Pollen is to become a natural constituent of honey!

15 October 2012 - 12:00am -- Gerry Danby

Yes, you heard it right! The EU Commission is proposing an amendment to the honey Directive 2001/110/EC to define pollen as a natural constituent of honey – it will no longer be an ingredient.

In a judgement delivered in September 2011 the European Court of Justice decided that pollen was an ingredient of honey and not, as common sense suggests, a natural constituent. The case before the Court concerned Mr Bablok, an amateur beekeeper, whose bees produced honey close to a number of plots owned by Freistaat Bayern on which Monsanto’s MON 810 maize was being cultivated. Mr Bablok’s bees also produced pollen used and sold as a foodstuff in the form of a food supplement until 2005.

In 2005 MON 810 maize DNA and genetically modified proteins were detected in the pollen harvested by Mr Bablok. The beehives were located 500 metres from the MON 810 maize crop and very small amounts of MON 810 maize DNA were also detected in samples of Mr Bablok’s honey. Mr Bablok sued Freistaat Bayern for making his products unsellable.

It was common ground between Mr Bablok and Freistaat Bayern that the pollen in question had lost all its ability to reproduce. The German court which heard Mr Bablok’s case decided it needed the assistance of the European Court of Justice and requested a preliminary ruling on a number of questions.

Monsanto, which successfully intervened in the proceedings, and Freistaat Bayern sought to argue that authorised natural contamination had occurred. Furthermore, the pollen no longer possessed any capability to reproduce and the mere presence of transgenic DNA and/or transgenic proteins is not sufficient to make it a genetically modified organism within the meaning of Regulation (EC) 1829/2003. Finally, if Regulation (EC) 1829/2003 applies, authorisation for placing the honey on the market is only required where the threshold of 0.9%, the limit set by Article 12(2) in respect of labelling, is exceeded.

The Court of Justice considered these arguments and made the following rulings:

  1. The concept of a genetically modified organism within the meaning of Article 2.5 of Regulation (EC) 1829/2003 must be interpreted to mean that a substance such as pollen derived from a variety of genetically modified maize, which has lost its ability to reproduce and is totally incapable of transferring the genetic material which it contains, no longer comes within the scope of that concept.
  2. When a substance such as pollen containing genetically modified DNA and genetically modified proteins is not considered to be a genetically modified organism, products such as honey and food supplements containing the pollen constitute ‘food … containing ingredients produced from [genetically modified organisms]’ within the meaning of Article 3(1)(c) of Regulation (EC) 1829/2003. It matters not whether the contamination occurred by intention or chance.
  3. Articles 3(1) and 4(2) of Regulation (EC) 1829/2003 must be interpreted as meaning that, when they imply an obligation to authorise and supervise a foodstuff, a tolerance threshold such as that provided for in Article 12(2) in respect of labelling cannot by analogy be applied.

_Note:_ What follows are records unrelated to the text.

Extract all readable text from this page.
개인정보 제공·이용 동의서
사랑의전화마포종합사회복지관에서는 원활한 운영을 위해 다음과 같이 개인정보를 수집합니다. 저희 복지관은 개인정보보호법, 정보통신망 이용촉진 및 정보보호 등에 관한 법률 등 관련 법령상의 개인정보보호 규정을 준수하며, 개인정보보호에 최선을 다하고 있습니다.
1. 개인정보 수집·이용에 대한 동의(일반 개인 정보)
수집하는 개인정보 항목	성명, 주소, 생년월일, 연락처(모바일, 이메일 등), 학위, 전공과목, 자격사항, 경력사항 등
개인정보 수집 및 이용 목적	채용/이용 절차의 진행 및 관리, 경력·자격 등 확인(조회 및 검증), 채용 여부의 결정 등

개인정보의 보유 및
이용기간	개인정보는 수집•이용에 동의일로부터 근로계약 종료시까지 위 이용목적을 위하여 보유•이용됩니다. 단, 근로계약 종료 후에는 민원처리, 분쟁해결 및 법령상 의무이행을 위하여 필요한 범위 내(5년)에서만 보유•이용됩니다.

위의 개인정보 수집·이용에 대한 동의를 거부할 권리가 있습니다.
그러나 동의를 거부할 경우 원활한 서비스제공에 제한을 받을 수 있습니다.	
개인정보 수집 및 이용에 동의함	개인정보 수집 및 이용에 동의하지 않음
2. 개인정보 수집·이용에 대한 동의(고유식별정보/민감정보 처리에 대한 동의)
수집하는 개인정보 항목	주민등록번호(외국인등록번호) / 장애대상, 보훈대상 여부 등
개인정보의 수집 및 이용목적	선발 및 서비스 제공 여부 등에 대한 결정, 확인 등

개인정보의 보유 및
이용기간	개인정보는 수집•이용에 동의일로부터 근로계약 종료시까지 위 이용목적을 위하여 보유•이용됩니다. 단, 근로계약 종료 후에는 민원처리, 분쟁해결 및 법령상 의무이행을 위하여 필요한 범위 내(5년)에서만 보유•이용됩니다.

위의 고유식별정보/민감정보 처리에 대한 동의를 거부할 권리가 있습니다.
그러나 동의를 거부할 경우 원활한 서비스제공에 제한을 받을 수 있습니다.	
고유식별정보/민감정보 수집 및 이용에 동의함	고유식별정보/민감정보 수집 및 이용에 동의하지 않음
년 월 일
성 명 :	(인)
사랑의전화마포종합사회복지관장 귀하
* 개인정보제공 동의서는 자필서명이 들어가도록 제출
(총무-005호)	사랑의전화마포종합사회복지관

So, the pollen is not itself a GMO, but it is an ingredient produced from a GMO and Mr Bablok’s honey and pollen food supplement constitute foodstuffs which contain ingredients produced from GMOs within the meaning of the Regulation (EC) 1829/2003. The pollen falls within the scope of Regulation (EC) 1829/2003 and is subject to the authorisation and supervision arrangements provided for in the Regulation before it can be placed on the market. The proportion of genetically modified material contained in the foodstuffs has no relevance.

The Commission announced last month that the honey Directive 2001/110/EC would be amended to define pollen as a natural constituent of honey – not an ingredient. This means EU labelling rules requiring a list of ingredients do not apply.

The Commission stressed that this will not affect the conclusion of the Court concerning the application of GMO legislation to GM pollen in food. It remains the case that honey containing GM pollen can be placed on the market only if it receives authorisation under Regulation (EC) 1829/2003. This is presumably because, whilst not an ingredient, the presence of GM pollen means the honey is a ‘food produced from GMOs’ and so still falls within the scope of Article 3(1)(c).

Has something been missed or is this a rare outbreak of common sense?